El segundo fue conocer y charlar largamente con el cantante y director de teatro de títeres Traian Savinescu, de la ciudad de Cluj-Napoca, en el corazón mismo de Transilvania. Vi una obra dirigida por él durante el Festival titulada “La Historia del Cerdo” inspirada en un cuento tradicional rumano, una producción del Teatro Tandarica, que me impactó por el ritmo, las danzas y la música utilizada en la misma. Con una brillante interpretación de todo un elenco de siete actores, el espectáculo mostraba la extraordinaria vitalidad de la cultura popular rumana. Las impactantes máscaras de diablos bailando el delirante ritmo de los violines de la región de Maramures (al norte de Transilvania) fue uno de los momentos más impactantes del espectáculo.

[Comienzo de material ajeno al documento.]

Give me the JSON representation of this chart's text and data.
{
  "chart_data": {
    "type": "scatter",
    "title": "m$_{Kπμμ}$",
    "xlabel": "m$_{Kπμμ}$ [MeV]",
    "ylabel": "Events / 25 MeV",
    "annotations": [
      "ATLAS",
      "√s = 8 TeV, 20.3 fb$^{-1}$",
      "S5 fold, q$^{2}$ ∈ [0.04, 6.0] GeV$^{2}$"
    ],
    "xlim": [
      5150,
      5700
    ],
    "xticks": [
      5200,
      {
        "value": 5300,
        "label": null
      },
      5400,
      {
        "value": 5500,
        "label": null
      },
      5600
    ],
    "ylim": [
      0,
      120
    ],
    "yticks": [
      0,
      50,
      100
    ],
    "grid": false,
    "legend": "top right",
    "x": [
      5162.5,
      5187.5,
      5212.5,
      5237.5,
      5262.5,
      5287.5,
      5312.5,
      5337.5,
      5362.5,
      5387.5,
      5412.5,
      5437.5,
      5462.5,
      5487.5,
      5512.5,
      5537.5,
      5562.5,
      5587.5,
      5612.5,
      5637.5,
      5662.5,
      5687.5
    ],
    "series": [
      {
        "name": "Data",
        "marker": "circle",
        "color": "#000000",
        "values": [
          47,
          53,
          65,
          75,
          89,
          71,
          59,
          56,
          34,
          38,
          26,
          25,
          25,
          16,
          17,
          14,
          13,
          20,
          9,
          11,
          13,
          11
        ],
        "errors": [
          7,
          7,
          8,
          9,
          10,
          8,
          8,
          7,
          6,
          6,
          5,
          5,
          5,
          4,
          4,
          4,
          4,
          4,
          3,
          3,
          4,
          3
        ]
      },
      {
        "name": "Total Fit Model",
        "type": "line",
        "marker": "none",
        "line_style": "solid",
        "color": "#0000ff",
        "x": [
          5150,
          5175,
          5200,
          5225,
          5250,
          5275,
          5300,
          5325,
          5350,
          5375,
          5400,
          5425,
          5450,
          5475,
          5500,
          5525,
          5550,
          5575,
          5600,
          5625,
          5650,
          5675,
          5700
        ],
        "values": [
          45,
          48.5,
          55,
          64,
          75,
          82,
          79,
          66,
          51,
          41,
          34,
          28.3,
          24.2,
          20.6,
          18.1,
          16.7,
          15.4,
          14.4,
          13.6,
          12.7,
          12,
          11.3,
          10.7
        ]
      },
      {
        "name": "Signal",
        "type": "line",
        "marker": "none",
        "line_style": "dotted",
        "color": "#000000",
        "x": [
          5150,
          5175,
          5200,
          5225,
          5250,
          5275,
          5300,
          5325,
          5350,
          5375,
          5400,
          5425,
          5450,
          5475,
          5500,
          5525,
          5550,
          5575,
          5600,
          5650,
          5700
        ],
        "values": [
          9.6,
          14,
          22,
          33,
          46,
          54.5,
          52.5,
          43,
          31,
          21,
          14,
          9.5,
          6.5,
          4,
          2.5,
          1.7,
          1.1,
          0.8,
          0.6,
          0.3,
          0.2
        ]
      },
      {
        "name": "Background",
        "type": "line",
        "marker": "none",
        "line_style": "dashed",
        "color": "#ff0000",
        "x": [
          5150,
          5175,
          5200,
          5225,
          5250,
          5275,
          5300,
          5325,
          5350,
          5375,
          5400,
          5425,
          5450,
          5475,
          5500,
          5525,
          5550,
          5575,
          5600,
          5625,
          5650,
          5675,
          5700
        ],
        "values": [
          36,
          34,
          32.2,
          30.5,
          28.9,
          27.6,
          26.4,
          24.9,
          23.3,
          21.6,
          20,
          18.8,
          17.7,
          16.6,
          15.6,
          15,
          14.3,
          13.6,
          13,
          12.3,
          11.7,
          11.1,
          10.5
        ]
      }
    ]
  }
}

Hablando con Traian Savinescu, quién curiosamente ha sido cantante profesional de coro sinfónico, comprendí muchas cosas sobre el país y sobre la región de Transilvania. Datos que, junto a los conocidos a través de Gavril Cadariu, de la ciudad de Târgu-Mureş/Marosvásárhely, de Raluca Tulbure, del mismo Daniel Stanciu y del director del Teatro Tandarica, Calin Mocanu, me han ayudado enormemente a situarme respecto a este gran y deconocido país que es Rumanía.